Sept ans après le crash du vol AH5017 d’Air Algérie au Mali, la compagnie espagnole Swiftair, propriétaire de l’avion, est renvoyée en correctionnelle en France pour « homicides involontaires », accusée de « négligences » dans la formation de ses pilotes.
La compagnie était la propriétaire du McDonnell Douglas MD-83, qu’elle avait loué avec l’équipage à Air Algérie. Le 24 juillet 2014, l’appareil qui effectuait un vol Ouagadougou-Alger s’était écrasé en plein Sahel, dans le nord du Mali, avec à son bord 110 passagers, dont 54 Français, 23 Burkinabés, des Libanais, des Algériens et six membres d’équipage, tous espagnols.
En pleine nuit, alors que l’aéronef traversait une zone intertropicale orageuse, la non-activation du système d’antigivrage avait conduit à la formation de cristaux de glace dans des capteurs de pression, entraînant la décélération automatique des moteurs, sans réaction appropriée de l’équipage et jusqu’au décrochage fatal.
Dans leur ordonnance de 109 pages, datée du 18 mai et consultée lundi par l’AFP, les juges d’instruction du pôle Accidents collectifs du tribunal de Paris estiment toutefois qu' »au-delà des dramatiques absences de réaction directement imputables aux pilotes, divers manquements de la part de la compagnie » ont joué un rôle dans l’accident.
Selon les magistrats, la compagnie doit être jugée pour « homicides involontaires par négligence et imprudence », faute d’avoir assuré « une formation suffisante à l’équipage, ce qui a contribué à sa non perception des conditions de vol extérieures, à sa non appréhension de la détérioration des paramètres moteurs, à sa non utilisation des moyens de protection de l’aéronef et à son manque de réaction adaptée face à l’apparition du décrochage ».
« La formation lacunaire dispensée aux pilotes n’a pas permis à ces derniers de réagir de manière adaptée et d’éviter l’accident », concluent les magistrats.
« Economiser sur la sécurité »
L’ordonnance des juges est conforme aux réquisitions prises par le parquet de Paris le 3 juin 2020, qui relevait déjà les mêmes manquements: le commandant n’avait pas suivi la formation obligatoire à la gestion des ressources de l’équipage (CRM) ; sa copilote et lui, employés à titre saisonnier quelques mois par an, n’avaient pas reçu la formation prévue après une période d’inactivité ; le commandant, qui totalisait plus de 13.000 heures de vol, n’avait pas non plus suivi une des deux formations annuelles de contrôle (OPC) exigées par la réglementation.
Cette séance de simulateur, manquée en 2012, portait justement sur la révision des systèmes d’antigivrage et ce défaut de formation est « en lien certain avec l’accident », concluent les magistrats.
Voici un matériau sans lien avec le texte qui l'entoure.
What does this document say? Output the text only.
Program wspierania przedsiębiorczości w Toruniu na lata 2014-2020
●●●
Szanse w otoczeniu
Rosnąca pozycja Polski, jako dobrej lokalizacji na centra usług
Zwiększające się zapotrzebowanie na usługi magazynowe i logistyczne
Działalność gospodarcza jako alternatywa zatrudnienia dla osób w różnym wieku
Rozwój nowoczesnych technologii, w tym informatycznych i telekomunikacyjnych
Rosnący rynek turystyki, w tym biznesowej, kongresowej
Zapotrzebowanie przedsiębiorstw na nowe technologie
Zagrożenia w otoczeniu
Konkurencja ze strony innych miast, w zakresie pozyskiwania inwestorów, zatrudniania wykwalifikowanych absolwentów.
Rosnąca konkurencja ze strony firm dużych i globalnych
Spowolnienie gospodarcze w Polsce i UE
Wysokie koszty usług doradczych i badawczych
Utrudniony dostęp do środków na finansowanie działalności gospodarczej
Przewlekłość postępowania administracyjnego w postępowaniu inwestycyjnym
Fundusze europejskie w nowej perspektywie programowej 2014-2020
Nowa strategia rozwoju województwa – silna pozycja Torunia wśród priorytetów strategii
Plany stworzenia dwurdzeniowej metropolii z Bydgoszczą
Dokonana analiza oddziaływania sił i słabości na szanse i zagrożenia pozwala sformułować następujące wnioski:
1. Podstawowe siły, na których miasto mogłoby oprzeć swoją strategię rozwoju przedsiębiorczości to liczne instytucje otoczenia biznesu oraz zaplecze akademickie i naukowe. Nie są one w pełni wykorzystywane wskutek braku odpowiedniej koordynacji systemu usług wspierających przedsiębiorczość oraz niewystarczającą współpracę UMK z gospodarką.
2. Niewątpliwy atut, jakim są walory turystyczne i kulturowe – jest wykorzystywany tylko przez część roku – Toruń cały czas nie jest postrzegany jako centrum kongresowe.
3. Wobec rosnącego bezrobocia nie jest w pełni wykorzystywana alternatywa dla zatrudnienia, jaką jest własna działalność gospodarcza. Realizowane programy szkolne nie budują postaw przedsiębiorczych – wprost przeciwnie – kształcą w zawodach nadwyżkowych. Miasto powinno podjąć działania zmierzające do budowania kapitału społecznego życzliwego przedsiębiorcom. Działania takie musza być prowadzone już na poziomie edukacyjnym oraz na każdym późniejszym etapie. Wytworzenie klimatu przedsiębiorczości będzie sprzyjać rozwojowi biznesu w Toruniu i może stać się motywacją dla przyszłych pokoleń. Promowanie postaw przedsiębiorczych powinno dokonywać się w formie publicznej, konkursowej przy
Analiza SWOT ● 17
« Je ne peux qu’être atterré par la démonstration sans ambiguïté des juges d’instruction qui révèle de manière évidente que le commandant de bord ne devait pas réglementairement être en vol le jour de l’accident », a réagi auprès de l’AFP Me Sébastien Busy, avocat des associations AH5017-Ensemble et Fenvac, ainsi que de plusieurs familles de victimes.
« Pour économiser quelques séances de formation, on provoque le décès des 116 personnes se trouvant à bord », a-t-il dénoncé. « Le procès obligera les dirigeants de Swiftair à s’expliquer devant une juridiction pénale et surtout devant les familles des victimes sur ses choix et sa volonté de contourner la règlementation pour économiser sur la sécurité, à quel prix ! »
La compagnie madrilène, créée en 1986 et qui possède une flotte d’une cinquantaine d’avions, a contesté toute responsabilité depuis sa mise en examen le 29 juin 2017.
Elle estime que l’accident résulte d’une combinaison de facteurs extérieurs à sa responsabilité, notamment « les lacunes du manuel de vol sur la particularité du givrage par cristaux de glace » ainsi que « les lacunes de Boeing et de l’Agence européenne de la sécurité aérienne (AESA) sur le décrochage qui intervient soudainement sans alarme préalable », résume l’ordonnance.
« Ce renvoi permettra à la société Swiftair de pouvoir enfin être entendue, en ce qu’elle a déjà été l’objet d’une instruction complète et définitive en Espagne, qui s’était clôturée par un non-lieu », fait valoir l’avocate de la compagnie Me Rachel Lindon, interrogée par l’AFP. Un argument contesté par les magistrats français qui considèrent le non-lieu espagnol « provisoire » et non définitif.